UCSF is now using AI to automatically screen all of its routine non-contrast chest CTs for elevated coronary artery calcium scores (CAC scores), representing a major milestone for an AI use case that was previously limited to academic studies and future business strategies.
UCSF’s Deployment – UCSF becomes the first medical center to deploy the end-to-end AI CAC scoring system that it developed with Stanford and Bunkerhill Health earlier this year. The new system automatically identifies elevated CAC scores in non-gated / non-contrast chest CTs, creating an “opportunistic screening pathway” that allows UCSF physicians to identify high-CAC patients and get them into treatment.
Why This is a Big Deal – Over 20m chest CTs are performed in the U.S. annually and each of those scans contains insights into patients’ cardiac health.
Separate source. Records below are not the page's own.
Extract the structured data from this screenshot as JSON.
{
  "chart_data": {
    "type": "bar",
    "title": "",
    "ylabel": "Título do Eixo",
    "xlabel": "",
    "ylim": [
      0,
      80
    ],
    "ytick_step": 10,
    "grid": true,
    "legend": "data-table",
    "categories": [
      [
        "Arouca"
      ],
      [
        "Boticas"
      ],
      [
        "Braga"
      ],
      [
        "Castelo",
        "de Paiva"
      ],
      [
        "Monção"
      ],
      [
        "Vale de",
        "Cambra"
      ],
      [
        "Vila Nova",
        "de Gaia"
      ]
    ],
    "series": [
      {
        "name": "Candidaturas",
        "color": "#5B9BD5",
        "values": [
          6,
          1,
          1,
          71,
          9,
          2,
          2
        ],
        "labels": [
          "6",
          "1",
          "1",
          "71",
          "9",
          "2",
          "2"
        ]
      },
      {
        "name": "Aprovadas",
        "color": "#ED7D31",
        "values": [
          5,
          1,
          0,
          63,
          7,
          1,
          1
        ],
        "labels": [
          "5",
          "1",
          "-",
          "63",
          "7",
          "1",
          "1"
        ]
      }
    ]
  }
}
However, an AI model like this would be required to extract cardiac data from the majority of CT scans (CAC isn’t visible to humans in non-gated CTs) and efficiently interpret them (there’s far too many images). This AI system’s path from academic research to clinical deployment seems like a big deal too.
The Commercial Impact – Most health systems don’t have the AI firepower of Stanford and UCSF, but they certainly produce plenty of chest CTs and should want to identify more high-risk patients while treatable (especially if they’re also risk holders). Meanwhile, there’s growing commercial efforts from companies like Cleerly and Nanox.AI to create opportunistic CAC screening pathways for all these health systems that can’t develop their own CAC AI workflows (or prefer not to).